At the core of every one of Kazuo Ishiguro’s books is a thread of innocence that is on its way to being broken. Every story is the story of a character whose view is so unknowingly narrow, it is painful to witness. But they are naive in such diverse ways, the breaking of innocence coming about through such diverse courses, that each Ishiguro story is refreshingly new and surprising.
The Remains of the Day has no big reveals, only an almost imperceptible unraveling. There are no loud flourishes, no colorful metaphors, not even any passages that are so tangibly heartbreaking. The beauty in this book is of a diaphanous quality, contained below the reflective surface of a deep, clear pool. A tiny whisper that I can only hear through absolute silence, almost ungraspable, a filmy wisp of thoughts that have already been caught by the wind and taken flight again, only a few moments after I have closed the last page.

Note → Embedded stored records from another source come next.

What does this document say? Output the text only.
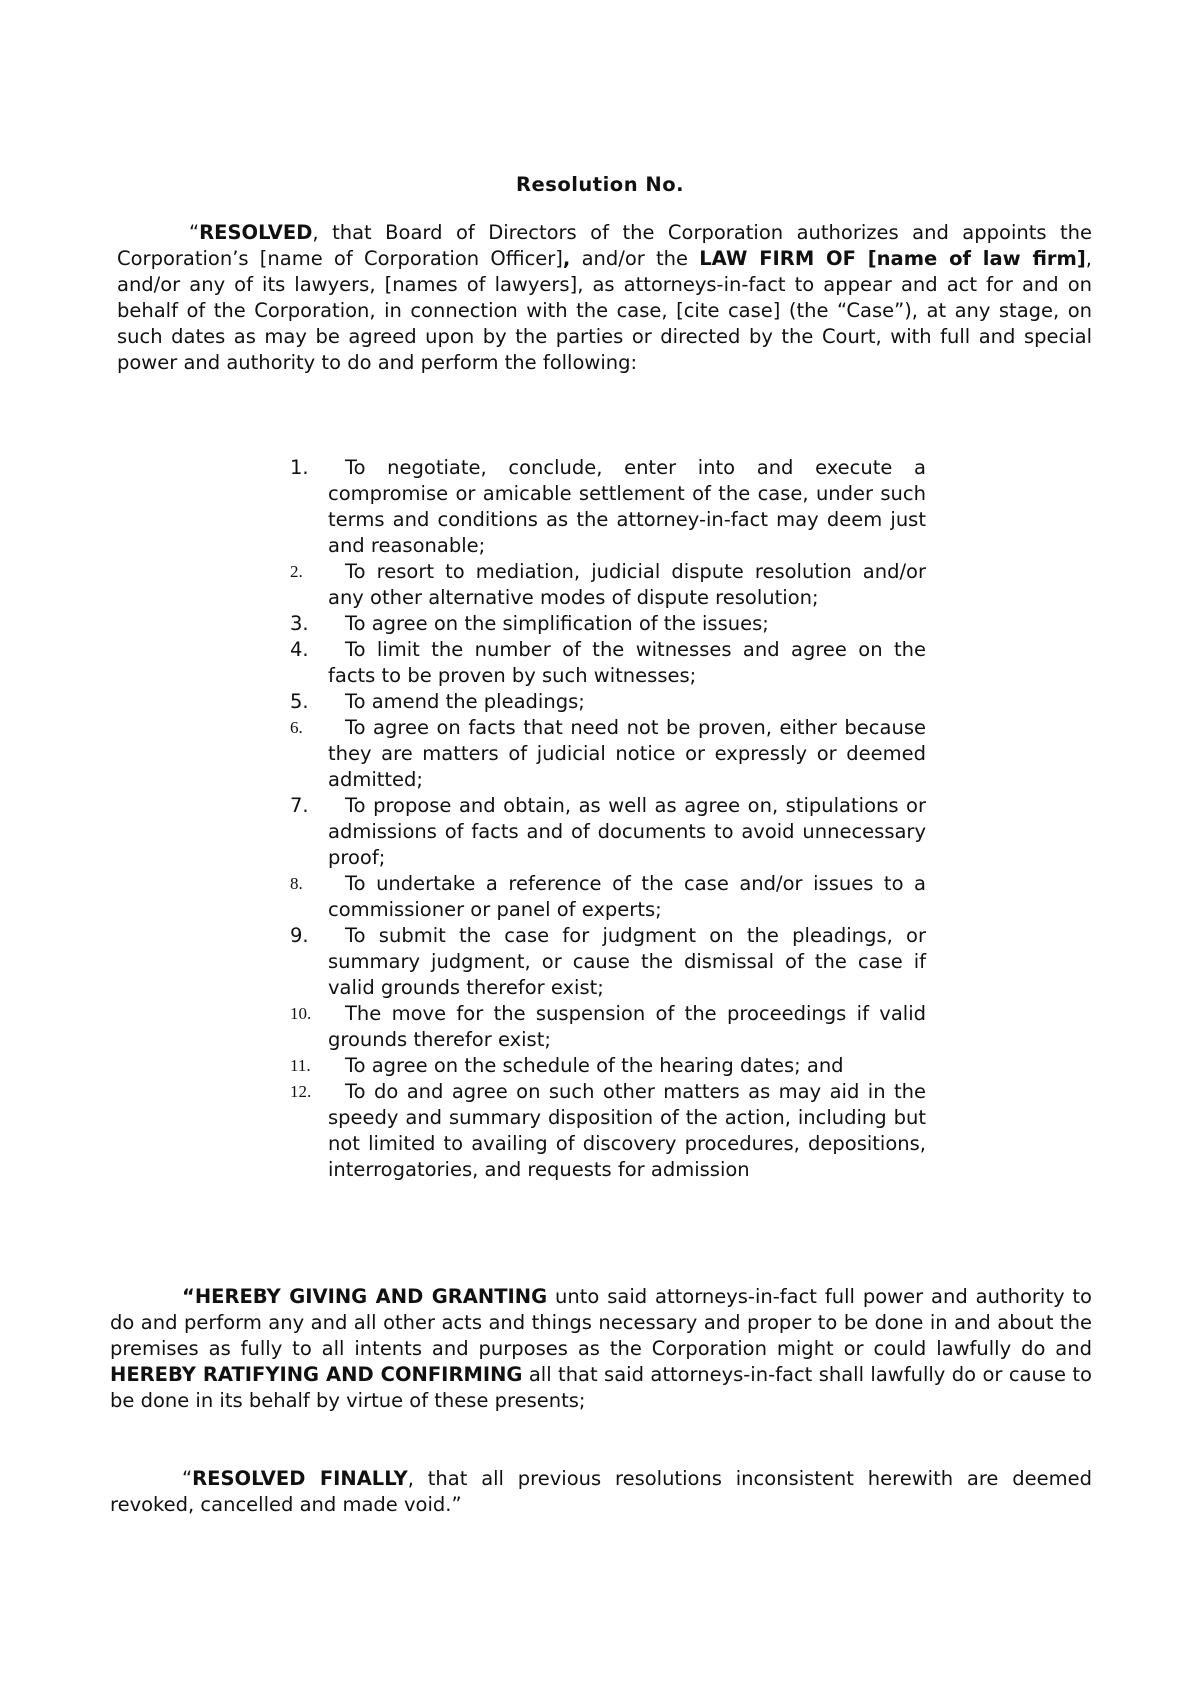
Resolution No.

“RESOLVED, that Board of Directors of the Corporation authorizes and appoints the Corporation’s [name of Corporation Officer], and/or the LAW FIRM OF [name of law firm], and/or any of its lawyers, [names of lawyers], as attorneys-in-fact to appear and act for and on behalf of the Corporation, in connection with the case, [cite case] (the “Case”), at any stage, on such dates as may be agreed upon by the parties or directed by the Court, with full and special power and authority to do and perform the following:

1.	To negotiate, conclude, enter into and execute a compromise or amicable settlement of the case, under such terms and conditions as the attorney-in-fact may deem just and reasonable;
2.	To resort to mediation, judicial dispute resolution and/or any other alternative modes of dispute resolution;
3.	To agree on the simplification of the issues;
4.	To limit the number of the witnesses and agree on the facts to be proven by such witnesses;
5.	To amend the pleadings;
6.	To agree on facts that need not be proven, either because they are matters of judicial notice or expressly or deemed admitted;
7.	To propose and obtain, as well as agree on, stipulations or admissions of facts and of documents to avoid unnecessary proof;
8.	To undertake a reference of the case and/or issues to a commissioner or panel of experts;
9.	To submit the case for judgment on the pleadings, or summary judgment, or cause the dismissal of the case if valid grounds therefor exist;
10.	The move for the suspension of the proceedings if valid grounds therefor exist;
11.	To agree on the schedule of the hearing dates; and
12.	To do and agree on such other matters as may aid in the speedy and summary disposition of the action, including but not limited to availing of discovery procedures, depositions, interrogatories, and requests for admission

“HEREBY GIVING AND GRANTING unto said attorneys-in-fact full power and authority to do and perform any and all other acts and things necessary and proper to be done in and about the premises as fully to all intents and purposes as the Corporation might or could lawfully do and HEREBY RATIFYING AND CONFIRMING all that said attorneys-in-fact shall lawfully do or cause to be done in its behalf by virtue of these presents;

“RESOLVED FINALLY, that all previous resolutions inconsistent herewith are deemed revoked, cancelled and made void.”
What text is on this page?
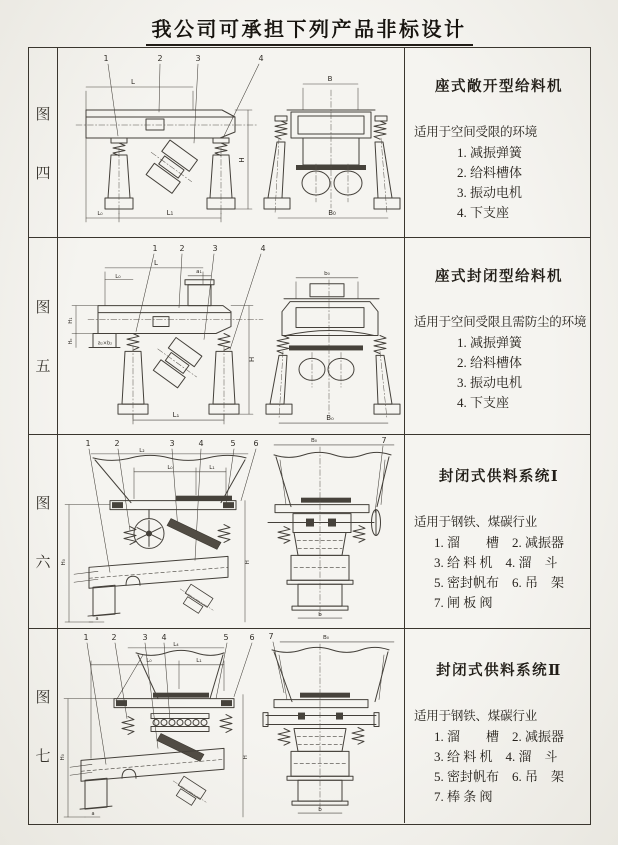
我公司可承担下列产品非标设计
图
四
1	2	3	4
L
H
L₀	L₁
B
B₀
座式敞开型给料机
适用于空间受限的环境
1. 减振弹簧
2. 给料槽体
3. 振动电机
4. 下支座
图
五
1	2	3	4
L
L₀
a₁
a₂×b₂
H₁
H₀
H
L₁
b₀
B₀
座式封闭型给料机
适用于空间受限且需防尘的环境
1. 减振弹簧
2. 给料槽体
3. 振动电机
4. 下支座
图
六
1	2	3	4	5 6
L₂
L₀	L₁
H₀
a
H
B₀	7
b
封闭式供料系统Ⅰ
适用于钢铁、煤碳行业
1. 溜　　槽　2. 减振器
3. 给 料 机　4. 溜　斗
5. 密封帆布　6. 吊　架
7. 闸 板 阀
图
七
1	2	3 4	5	6
L₄
L₀	L₁
H₀
a
H
7	B₀
b
封闭式供料系统Ⅱ
适用于钢铁、煤碳行业
1. 溜　　槽　2. 减振器
3. 给 料 机　4. 溜　斗
5. 密封帆布　6. 吊　架
7. 棒 条 阀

“But what is the sense in forever speculating what might have happened had such and such a moment turned out differently? One could presumably drive oneself to distraction in this way. In any case, while it is all very well to talk of ‘turning points’, one can surely only recognize such moments in retrospect. Naturally, when one looks back to such instances today, they may indeed take the appearance of being crucial, precious moments in one’s life; but of course, at the time, this was not the impression one had. Rather, it was as though one had available a never-ending number of days, months, years in which to sort out the vagaries of one’s relationship with Miss Kenton; an infinite number of further opportunities in which to remedy the effect of this or that misunderstanding. There was surely nothing to indicate at the time that such evidently small incidents would render whole dreams forever irredeemable.”